Abstract:
Objective Surface reconstruction refers to the process of reconstructing a continuous 3D surface from discrete spatial point clouds data. Learning signed distance functions (SDFs) of an object through spatial discrete point clouds to reconstruct the implicit surface of an object is currently the main research strategy. Neural-pull (NP) is a method to obtain high-quality SDFs from discrete point clouds information to reconstruct original surface. The key lies in using the predicted SDFs and the gradient information of the query point to pull the query point onto the reconstructed surface (Fig.1). The advantage of this method is that the model training process does not require ground truth (GT) SDFs as supervision, and at the same time, the signed distance value and gradient information are updated simultaneously during the training process. However, due to the inevitable noise and defects in the actually obtained point cloud data, NP will cause edge defects on the reconstructed surface during reconstruction. Therefore, in order to improve the reconstruction effect of the algorithm, solve the edge defects problem occurs in NP's sparse point clouds reconstruction, this paper proposes an improvement strategy, called neural-pull based on edge enhancement (NPEE).
Methods In order to solve the NP edge overfitting problem, this paper proposes the NPEE framework (Fig.2). It consists of edge-construction network (EN) and NP network. EN (Fig.3) uses a residual learning mechanism to learn the edge SDFs of point clouds, ensuring sufficient edge accuracy while ensuring training efficiency. At the same time, based on the original point cloud, the edge factor \sigma is introduced, combined with the learned edge SDFs, to enhance the input point cloud through robust point cloud edge extraction (Fig.4). NPEE still retains the original neural network (Fig.5) for learning SDFs, so that the network that is prone to overfitting can obtain more surface details while ensuring the smoothness of the reconstructed surface.
Results and Discussions Using the ABC data set, Stanford scanning model and deep geometric prior data as the ground truth, ideal point clouds reconstruction experiments (Fig.7), sparse point clouds reconstruction experiments (Fig.8) and noisy points cloud reconstruction experiments (Fig.12) are designed to evaluate the algorithm capabilities. The reconstruction results of DeepSDF, Onsurface and NP are compared, and the chamfer distance (CD) of the three groups of experiments are calculated respectively. The experimental results are as follows (Tab.1-6). The reconstruction results of NPEE can show the complete reconstruction model and sufficient edge details.

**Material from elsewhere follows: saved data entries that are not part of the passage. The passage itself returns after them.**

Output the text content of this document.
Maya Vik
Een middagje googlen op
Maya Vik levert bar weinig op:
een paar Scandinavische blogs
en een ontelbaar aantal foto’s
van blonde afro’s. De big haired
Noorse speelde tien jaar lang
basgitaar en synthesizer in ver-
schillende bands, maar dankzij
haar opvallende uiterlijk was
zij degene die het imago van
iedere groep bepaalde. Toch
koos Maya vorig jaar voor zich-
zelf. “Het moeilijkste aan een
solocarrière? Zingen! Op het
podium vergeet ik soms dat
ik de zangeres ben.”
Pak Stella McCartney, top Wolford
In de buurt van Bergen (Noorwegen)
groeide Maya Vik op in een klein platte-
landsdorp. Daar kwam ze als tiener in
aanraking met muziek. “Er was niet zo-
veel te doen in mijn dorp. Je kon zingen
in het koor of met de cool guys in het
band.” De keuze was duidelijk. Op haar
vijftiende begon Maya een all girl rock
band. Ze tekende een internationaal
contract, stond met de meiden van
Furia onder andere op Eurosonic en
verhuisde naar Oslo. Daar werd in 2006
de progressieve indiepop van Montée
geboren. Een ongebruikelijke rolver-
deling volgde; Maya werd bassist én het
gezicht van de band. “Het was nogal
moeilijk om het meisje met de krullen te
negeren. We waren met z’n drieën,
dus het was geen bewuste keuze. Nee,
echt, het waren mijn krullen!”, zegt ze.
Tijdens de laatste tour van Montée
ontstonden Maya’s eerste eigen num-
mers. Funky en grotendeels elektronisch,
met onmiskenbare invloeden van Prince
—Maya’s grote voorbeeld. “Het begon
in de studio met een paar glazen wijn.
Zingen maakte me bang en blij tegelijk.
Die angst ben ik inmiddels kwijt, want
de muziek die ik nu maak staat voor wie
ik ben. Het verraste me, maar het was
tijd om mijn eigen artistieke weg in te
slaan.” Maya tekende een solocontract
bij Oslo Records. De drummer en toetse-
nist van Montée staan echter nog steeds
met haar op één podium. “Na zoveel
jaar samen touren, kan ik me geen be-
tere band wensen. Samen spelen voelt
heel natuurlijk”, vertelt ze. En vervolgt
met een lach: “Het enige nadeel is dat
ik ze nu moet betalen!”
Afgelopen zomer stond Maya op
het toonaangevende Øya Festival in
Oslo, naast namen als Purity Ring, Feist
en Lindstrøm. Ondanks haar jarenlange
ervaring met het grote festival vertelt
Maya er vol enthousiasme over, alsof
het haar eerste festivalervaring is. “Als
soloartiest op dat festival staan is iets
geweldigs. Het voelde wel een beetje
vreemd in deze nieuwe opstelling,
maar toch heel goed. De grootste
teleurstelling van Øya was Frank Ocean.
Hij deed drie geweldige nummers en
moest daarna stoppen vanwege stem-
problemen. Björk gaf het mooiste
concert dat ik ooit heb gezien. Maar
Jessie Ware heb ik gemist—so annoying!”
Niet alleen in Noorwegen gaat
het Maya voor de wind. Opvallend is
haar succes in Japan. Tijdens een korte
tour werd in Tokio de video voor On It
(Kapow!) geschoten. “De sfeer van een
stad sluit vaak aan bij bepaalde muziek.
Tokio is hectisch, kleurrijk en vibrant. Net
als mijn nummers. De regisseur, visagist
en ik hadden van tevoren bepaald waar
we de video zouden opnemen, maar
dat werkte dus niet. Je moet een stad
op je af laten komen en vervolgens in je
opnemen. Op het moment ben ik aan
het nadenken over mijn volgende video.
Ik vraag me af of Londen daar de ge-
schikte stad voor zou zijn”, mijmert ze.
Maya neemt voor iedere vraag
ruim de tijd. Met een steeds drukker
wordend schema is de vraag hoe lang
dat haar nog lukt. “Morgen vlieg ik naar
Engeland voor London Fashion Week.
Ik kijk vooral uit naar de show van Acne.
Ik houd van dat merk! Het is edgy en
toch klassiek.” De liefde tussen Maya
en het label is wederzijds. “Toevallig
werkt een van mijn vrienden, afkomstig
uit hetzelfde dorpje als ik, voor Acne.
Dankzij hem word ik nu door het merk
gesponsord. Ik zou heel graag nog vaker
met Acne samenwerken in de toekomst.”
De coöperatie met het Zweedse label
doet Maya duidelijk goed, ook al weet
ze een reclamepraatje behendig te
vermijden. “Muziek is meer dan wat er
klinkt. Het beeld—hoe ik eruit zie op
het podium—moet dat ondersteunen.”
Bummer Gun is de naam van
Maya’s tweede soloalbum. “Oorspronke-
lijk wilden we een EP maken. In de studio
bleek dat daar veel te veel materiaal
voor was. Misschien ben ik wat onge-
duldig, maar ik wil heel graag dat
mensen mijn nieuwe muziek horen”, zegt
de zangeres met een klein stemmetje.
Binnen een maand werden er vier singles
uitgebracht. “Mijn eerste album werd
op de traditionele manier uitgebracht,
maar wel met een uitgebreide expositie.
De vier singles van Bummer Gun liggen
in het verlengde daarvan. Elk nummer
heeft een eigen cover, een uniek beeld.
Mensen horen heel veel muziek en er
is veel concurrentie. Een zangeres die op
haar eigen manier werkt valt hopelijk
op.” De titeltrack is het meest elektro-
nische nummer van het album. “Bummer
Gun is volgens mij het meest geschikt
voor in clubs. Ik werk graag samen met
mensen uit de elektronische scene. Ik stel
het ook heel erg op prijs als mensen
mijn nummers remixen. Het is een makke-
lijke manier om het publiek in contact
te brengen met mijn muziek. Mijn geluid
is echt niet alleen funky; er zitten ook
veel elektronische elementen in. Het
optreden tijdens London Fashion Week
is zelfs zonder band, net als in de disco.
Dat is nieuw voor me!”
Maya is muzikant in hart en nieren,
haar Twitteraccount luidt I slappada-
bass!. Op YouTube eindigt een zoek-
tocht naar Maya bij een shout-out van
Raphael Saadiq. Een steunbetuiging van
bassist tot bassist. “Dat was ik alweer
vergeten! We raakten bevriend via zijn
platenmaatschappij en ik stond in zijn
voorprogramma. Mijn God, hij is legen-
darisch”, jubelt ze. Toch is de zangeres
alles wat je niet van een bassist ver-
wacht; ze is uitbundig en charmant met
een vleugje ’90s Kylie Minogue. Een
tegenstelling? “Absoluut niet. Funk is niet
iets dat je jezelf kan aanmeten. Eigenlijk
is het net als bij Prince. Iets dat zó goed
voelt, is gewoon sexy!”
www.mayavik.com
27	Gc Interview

Conclusions In order to improve the reconstruction effect of the algorithm, the edge defects problem occuring in NP's sparse point clouds reconstruction is solved, an improvement strategy is designed, called NPEE. To ensure the reconstructed surface is smooth while obtaining more surface details, on the basis of retaining the original neural network, a new network which uses the residual learning mechanism is designed for learning SDFs of the point cloud while ensuring training efficiency and getting sufficient edge accuracy. At the same time, on the basis of the original point cloud, the edge factor \sigma is introduced, to enhance the input point cloud through robust extraction of point cloud edges. Three sets of comparative experiments were designed using widely used ground truth data sets, namely ideal point cloud reconstruction experiment, sparse point cloud reconstruction experiment and noisy point cloud reconstruction experiment. Experimental results and evaluation index CD show that NPEE can effectively improve the defects of the NP algorithm in edge surface reconstruction, showing superiority compared with other algorithms.